ロッテ佐々木千隼「心が折れた時なんて何回もあった」。期待のドラ1が5年目の覚醒→初の球宴へ (4ページ目)

  • 菊地高弘●文 text by Kikuchi Takahiro
  • photo by Sankei Visual

 インタビュー中、佐々木に自身の感覚について質問すると、何度も言葉に詰まるシーンがあった。こちらが差し出がましくも「こういう感じですか?」と補助しようとすると、佐々木はどんな些細なニュアンスの相違でも「それは違います」と否定して自分の言葉を探した。

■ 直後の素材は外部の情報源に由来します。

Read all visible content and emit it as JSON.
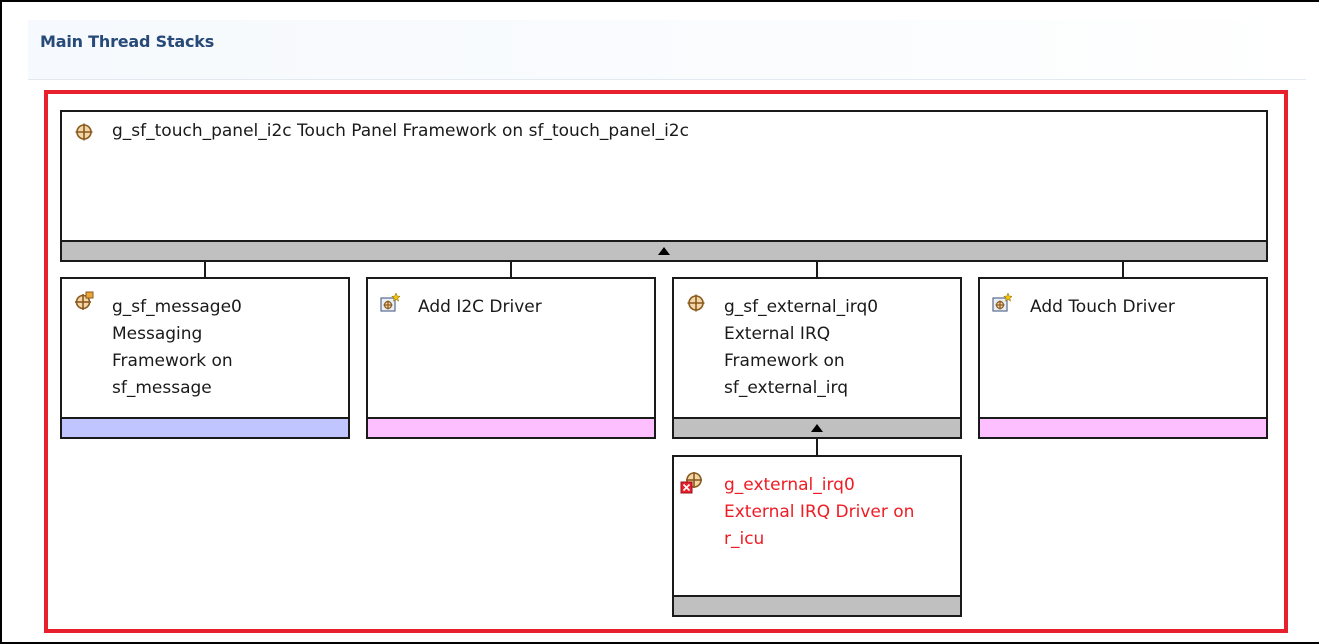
{
  "section": {
    "title": "Main Thread Stacks"
  },
  "top_module": {
    "label": "g_sf_touch_panel_i2c Touch Panel Framework on sf_touch_panel_i2c",
    "icon": "framework-crosshair-icon",
    "bar_color": "#c0c0c0",
    "expandable": true
  },
  "child_modules": [
    {
      "lines": [
        "g_sf_message0",
        "Messaging",
        "Framework on",
        "sf_message"
      ],
      "icon": "framework-crosshair-flag-icon",
      "bar_color": "#c0c4ff"
    },
    {
      "lines": [
        "Add I2C Driver"
      ],
      "icon": "add-driver-icon",
      "bar_color": "#fdbfff"
    },
    {
      "lines": [
        "g_sf_external_irq0",
        "External IRQ",
        "Framework on",
        "sf_external_irq"
      ],
      "icon": "framework-crosshair-icon",
      "bar_color": "#c0c0c0",
      "expandable": true
    },
    {
      "lines": [
        "Add Touch Driver"
      ],
      "icon": "add-driver-icon",
      "bar_color": "#fdbfff"
    }
  ],
  "grandchild_module": {
    "lines": [
      "g_external_irq0",
      "External IRQ Driver on",
      "r_icu"
    ],
    "icon": "driver-error-icon",
    "text_color": "#ee1c24",
    "bar_color": "#c0c0c0"
  },
  "highlight_color": "#e8202e"
}
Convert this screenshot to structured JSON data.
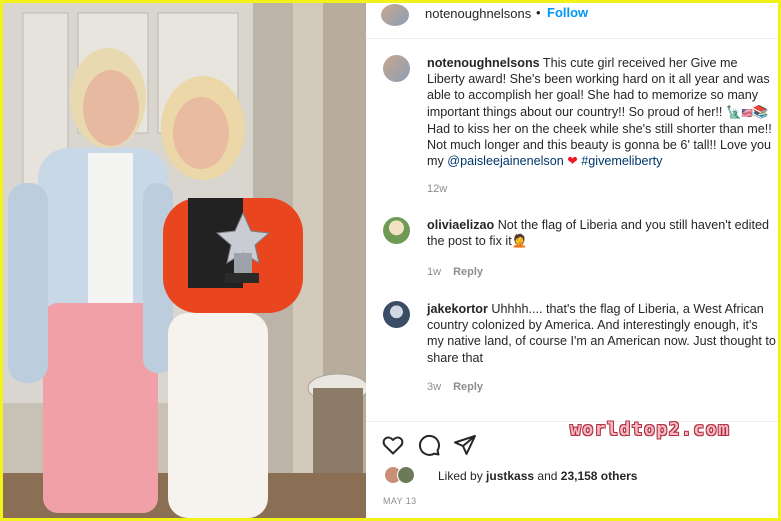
{
  "header": {
    "username": "notenoughnelsons",
    "separator": "•",
    "follow_label": "Follow"
  },
  "caption": {
    "username": "notenoughnelsons",
    "text_1": "This cute girl received her Give me Liberty award! She's been working hard on it all year and was able to accomplish her goal! She had to memorize so many important things about our country!! So proud of her!! ",
    "emoji_1": "🗽",
    "emoji_2": "🇱🇷",
    "emoji_3": "📚",
    "text_2": "Had to kiss her on the cheek while she's still shorter than me!! Not much longer and this beauty is gonna be 6' tall!! Love you my ",
    "mention": "@paisleejainenelson",
    "heart": "❤",
    "hashtag": "#givemeliberty",
    "time": "12w"
  },
  "comments": [
    {
      "username": "oliviaelizao",
      "text": "Not the flag of Liberia and you still haven't edited the post to fix it",
      "emoji": "🤦",
      "time": "1w",
      "reply_label": "Reply"
    },
    {
      "username": "jakekortor",
      "text": "Uhhhh.... that's the flag of Liberia, a West African country colonized by America. And interestingly enough, it's my native land, of course I'm an American now. Just thought to share that",
      "time": "3w",
      "reply_label": "Reply"
    }
  ],
  "actions": {
    "like_icon": "heart-outline-icon",
    "comment_icon": "comment-bubble-icon",
    "share_icon": "paper-plane-icon"
  },
  "likes": {
    "prefix": "Liked by ",
    "user": "justkass",
    "middle": " and ",
    "count": "23,158 others"
  },
  "date": "MAY 13",
  "watermark": "worldtop2.com",
  "colors": {
    "follow": "#0095f6",
    "border": "#f2f21a",
    "secondary_text": "#8e8e8e",
    "link": "#00376b"
  }
}
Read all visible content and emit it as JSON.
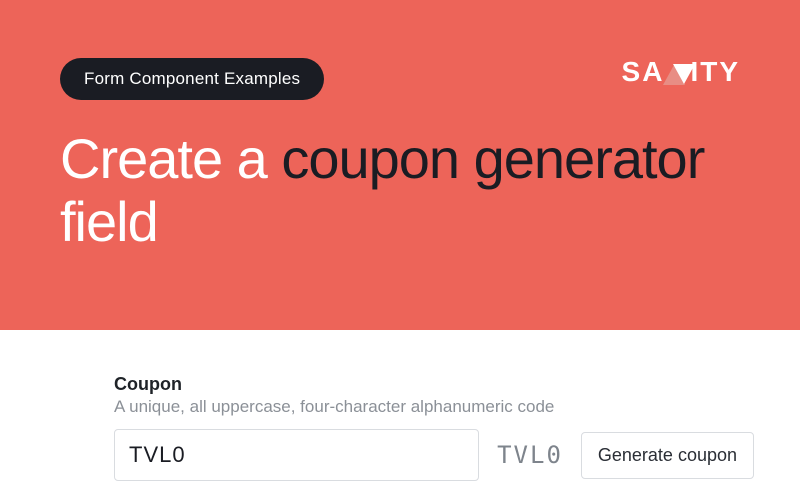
{
  "hero": {
    "pill_label": "Form Component Examples",
    "brand": "SANITY",
    "headline_parts": [
      {
        "text": "Create a ",
        "tone": "white"
      },
      {
        "text": "coupon generator",
        "tone": "dark"
      },
      {
        "text": " field",
        "tone": "white"
      }
    ]
  },
  "form": {
    "label": "Coupon",
    "description": "A unique, all uppercase, four-character alphanumeric code",
    "input_value": "TVL0",
    "preview_value": "TVL0",
    "generate_button_label": "Generate coupon"
  },
  "colors": {
    "hero_bg": "#ed6459",
    "dark": "#1a1c23"
  }
}
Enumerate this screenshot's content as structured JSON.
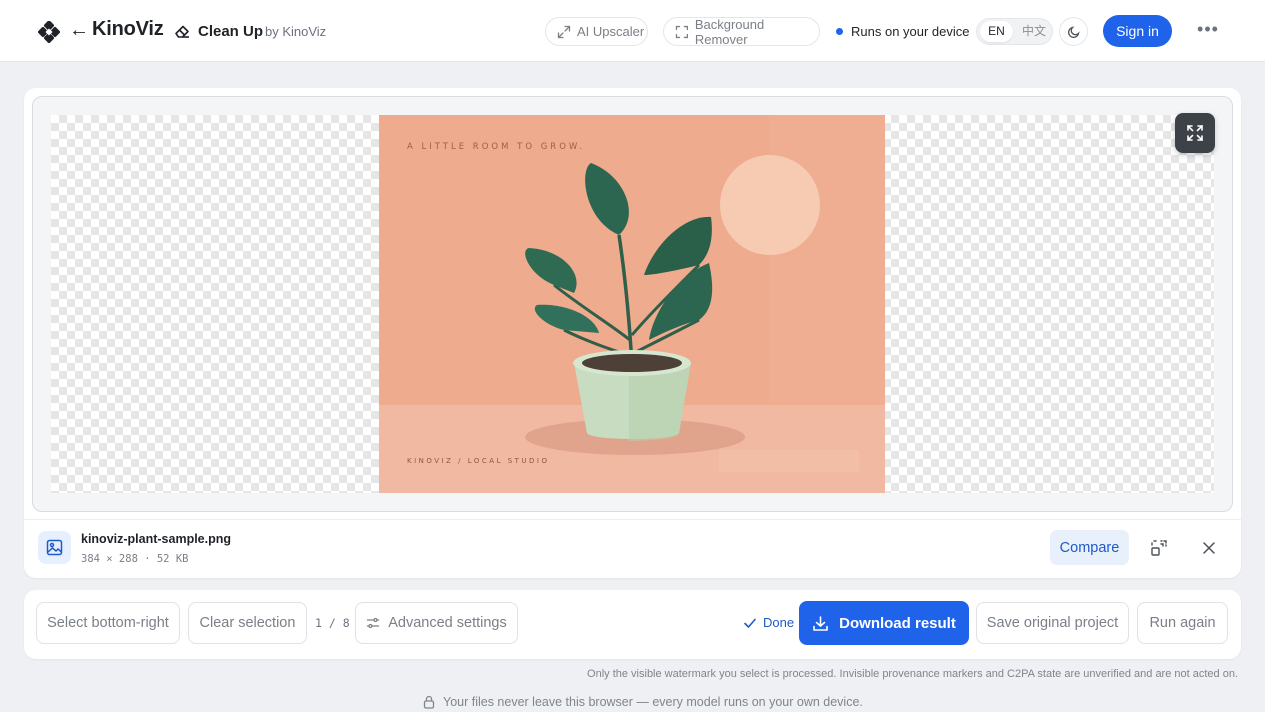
{
  "header": {
    "brand": "KinoViz",
    "back_arrow": "←",
    "tool_name": "Clean Up",
    "tool_by": "by KinoViz",
    "tool_icon": "eraser-icon",
    "links": [
      {
        "label": "AI Upscaler",
        "icon": "expand-arrows-icon"
      },
      {
        "label": "Background Remover",
        "icon": "dashed-frame-icon"
      }
    ],
    "device_status": "Runs on your device",
    "status_color": "#1e63e9",
    "languages": {
      "active": "EN",
      "other": "中文"
    },
    "theme_icon": "moon-icon",
    "signin_label": "Sign in",
    "more_label": "•••"
  },
  "canvas": {
    "artwork": {
      "headline": "A LITTLE ROOM TO GROW.",
      "footer": "KINOVIZ / LOCAL STUDIO"
    },
    "fullscreen_icon": "fullscreen-icon"
  },
  "file": {
    "name": "kinoviz-plant-sample.png",
    "meta": "384 × 288 · 52 KB",
    "compare_label": "Compare"
  },
  "actions": {
    "select_label": "Select bottom-right",
    "clear_label": "Clear selection",
    "counter": "1 / 8",
    "advanced_label": "Advanced settings",
    "done_label": "Done",
    "download_label": "Download result",
    "save_label": "Save original project",
    "run_label": "Run again"
  },
  "notes": {
    "watermark": "Only the visible watermark you select is processed. Invisible provenance markers and C2PA state are unverified and are not acted on.",
    "privacy": "Your files never leave this browser — every model runs on your own device."
  },
  "colors": {
    "accent": "#1e63e9",
    "artwork_bg": "#efad8f"
  }
}
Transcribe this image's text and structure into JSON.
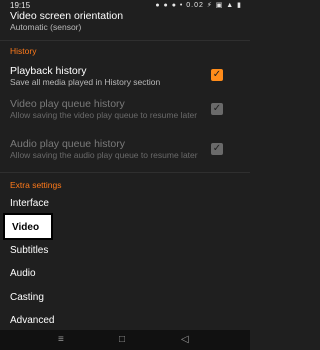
{
  "status": {
    "time": "19:15",
    "icons": "● ● ● • 0.02 ⚡ ▣ ▲ ▮"
  },
  "top_pref": {
    "title": "Video screen orientation",
    "summary": "Automatic (sensor)"
  },
  "history": {
    "header": "History",
    "items": [
      {
        "title": "Playback history",
        "summary": "Save all media played in History section",
        "checked": true,
        "enabled": true
      },
      {
        "title": "Video play queue history",
        "summary": "Allow saving the video play queue to resume later",
        "checked": true,
        "enabled": false
      },
      {
        "title": "Audio play queue history",
        "summary": "Allow saving the audio play queue to resume later",
        "checked": true,
        "enabled": false
      }
    ]
  },
  "extra": {
    "header": "Extra settings",
    "items": [
      "Interface",
      "Video",
      "Subtitles",
      "Audio",
      "Casting",
      "Advanced"
    ]
  },
  "nav": {
    "menu_icon": "menu-icon",
    "home_icon": "home-icon",
    "back_icon": "back-icon"
  },
  "colors": {
    "accent": "#ff8c1a",
    "section": "#ff7a1a",
    "background": "#1f1f1f"
  }
}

 自己評価と他者評価のギャップに苦しんできたぶん、メディアがつくる安易なストーリーに乗りたくないという思いもあったのだろう。それは佐々木にとって、自分自身を守る手立てでもある。

 球速は相変わらず常時140キロほど。それでも、アウトコースにしっかりと集め、打者のバットを押し返す強さが出てきた。ストレートでカウントを取れるようになったことで、変化球がより生きる相乗効果をもたらした。

 だが、いくら結果を残しても、佐々木は満足そうな表情をまるで見せない。

「もっともっとスピードを速くしたいですし、コントロールをもっとよくしたい。今のままでいいとはまったく思っていませんし、今のままだとダメだと思うので」

 7月5日に発表されたオールスター戦のパ・リーグ出場メンバーのなかに、佐々木千隼の名前があった。故障者が続出したロッテ投手陣の救世主になった功績が、高く評価された。

 佐々木は都立校の日野高から新興の桜美林大を経て、プロ入りしている。大学時代は注目されるエリートを相手に、敵意むき出しで投球する姿も見られた。

 今回のオールスター戦では、日本球界を代表するエリートが一堂に会する。対抗意識はあるのではないかと尋ねると、佐々木は苦笑しながらこう答えた。

「うーん、ないですね。選ばれたのはうれしいですし、楽しむべき舞台なのかなと思うので。そんなに気にせずに投げられればと思います」

「ちはやふる」という枕詞には「荒々しい」という意味があるという。荒々しさが影を潜めたことで、佐々木の道が拓けたのは何とも皮肉に思える。だが、その一見軽やかに見えるフォームには、何度も絶望を味わった男の不屈の魂が宿っている。